I hereby authorize my son/daughter to attend the Fall Retreat. In case of emergency, I/we give permission to the attending, supervising adult from Holy Redeemer Parish to seek emergency treatment for my child. I/we grant permission for my child to participate in the Fall Retreat at La Salle Retreat Center November 12-14, 2021. I understand that this activity will take place under the guidance and direction of Holy Redeemer Parish. I agree on behalf of myself, my child’s other parent or guardian, my child named herein, our heirs, successors, and assigns, to release, waive, indemnify and hold harmless and defend the parish, its employees and volunteers or other agents and the Archdiocese of St.

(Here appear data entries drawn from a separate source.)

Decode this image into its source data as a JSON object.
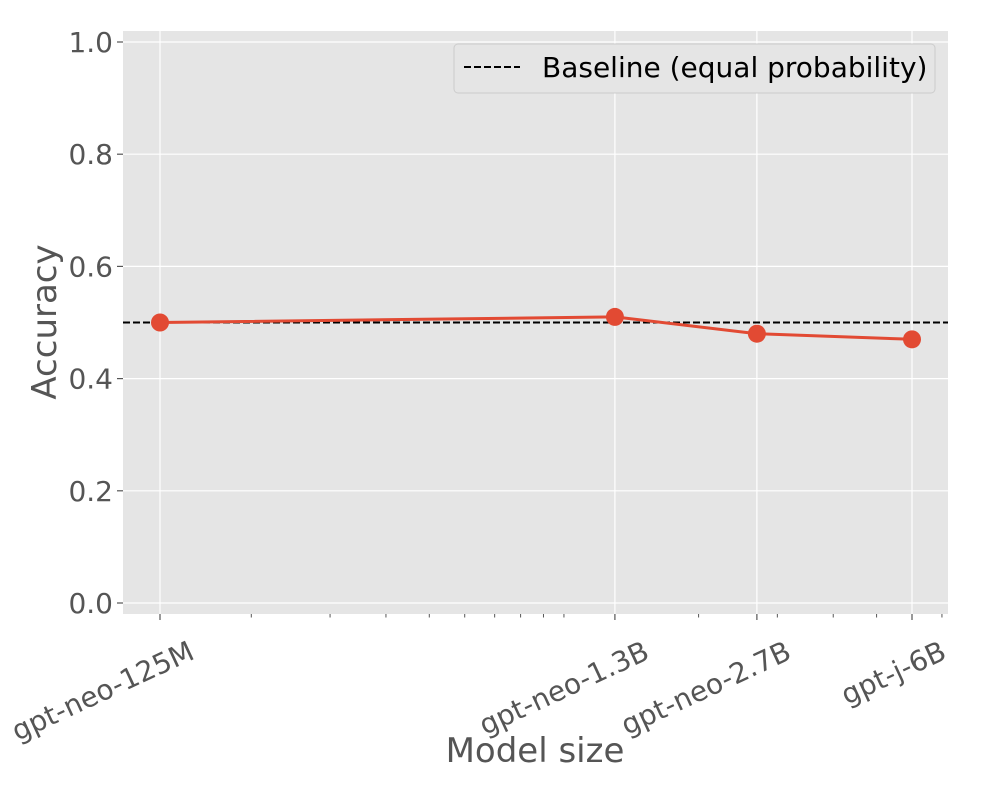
{
  "chart_data": {
    "type": "line",
    "xscale": "log",
    "categories": [
      "gpt-neo-125M",
      "gpt-neo-1.3B",
      "gpt-neo-2.7B",
      "gpt-j-6B"
    ],
    "x_params": [
      125000000,
      1300000000,
      2700000000,
      6000000000
    ],
    "series": [
      {
        "values": [
          0.5,
          0.51,
          0.48,
          0.47
        ],
        "color": "#E24A33"
      }
    ],
    "baseline": {
      "name": "Baseline (equal probability)",
      "value": 0.5,
      "color": "#000000",
      "style": "dashed"
    },
    "xlabel": "Model size",
    "ylabel": "Accuracy",
    "ylim": [
      0.0,
      1.0
    ],
    "yticks": [
      "0.0",
      "0.2",
      "0.4",
      "0.6",
      "0.8",
      "1.0"
    ],
    "grid": true,
    "legend_position": "top-right",
    "style": {
      "background": "#E5E5E5",
      "grid_color": "#FFFFFF",
      "text_color": "#555555"
    }
  }
}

Louis, and the officers, agents, representatives, volunteers and employees of the Archdiocese with respect to any and all actions, claims or demands that may be made or brought against the Archdiocesan Youth Office, its directors, employees and volunteers and the Archdiocese of St Louis. Medical Matters: I hereby warrant that to the best of my knowledge, my child is in good health, and I assume all responsibility for the health of my child. Lost or Stolen Items: The Parish of Holy Redeemer and the Archdiocese of St. Louis will not be held liable for any valuables lost or stolen at the event described above. I understand and agree that this release is required as contractual consideration to the Archdiocese of St. Louis for allowing my daughter/son to participate in this event, and that my agreeing to this release of liability is a required prerequisite for the Archdiocese and Parish to allow my/our daughter/son to participate in the above described Parish event.
To the best of my knowledge, my child is in good health and has my/our permission to attend the Fall Retreat, November 12-14, 2021. In the event of circumstances which indicate that my child is in need of medical care, I/we authorize parish officials to consent to any necessary x-ray examination, medical or surgical diagnosis or treatment, and other evaluation, diagnosis, treatment, medication or hospital care in accordance with standard medical practice by licensed medical personnel. I/we release and agree to hold the parish harmless from any claims due to illness suffered by my child in the course of receiving such medical care and any consequences that may arise as the result of this treatment.
I grant permission to employees and agents of the school to give my child nonprescription drugs(e.g. Tylenol, Ibuprofen, etc.) in the event that circumstances reasonably demonstrate that my child is in need of such drugs.
I hereby give permission to the Archdiocese of St. Louis and Holy Redeemer Youth Ministry to use any photographs or video footage taken of my child in print, on their website, or on their social media channels for promotional purposes.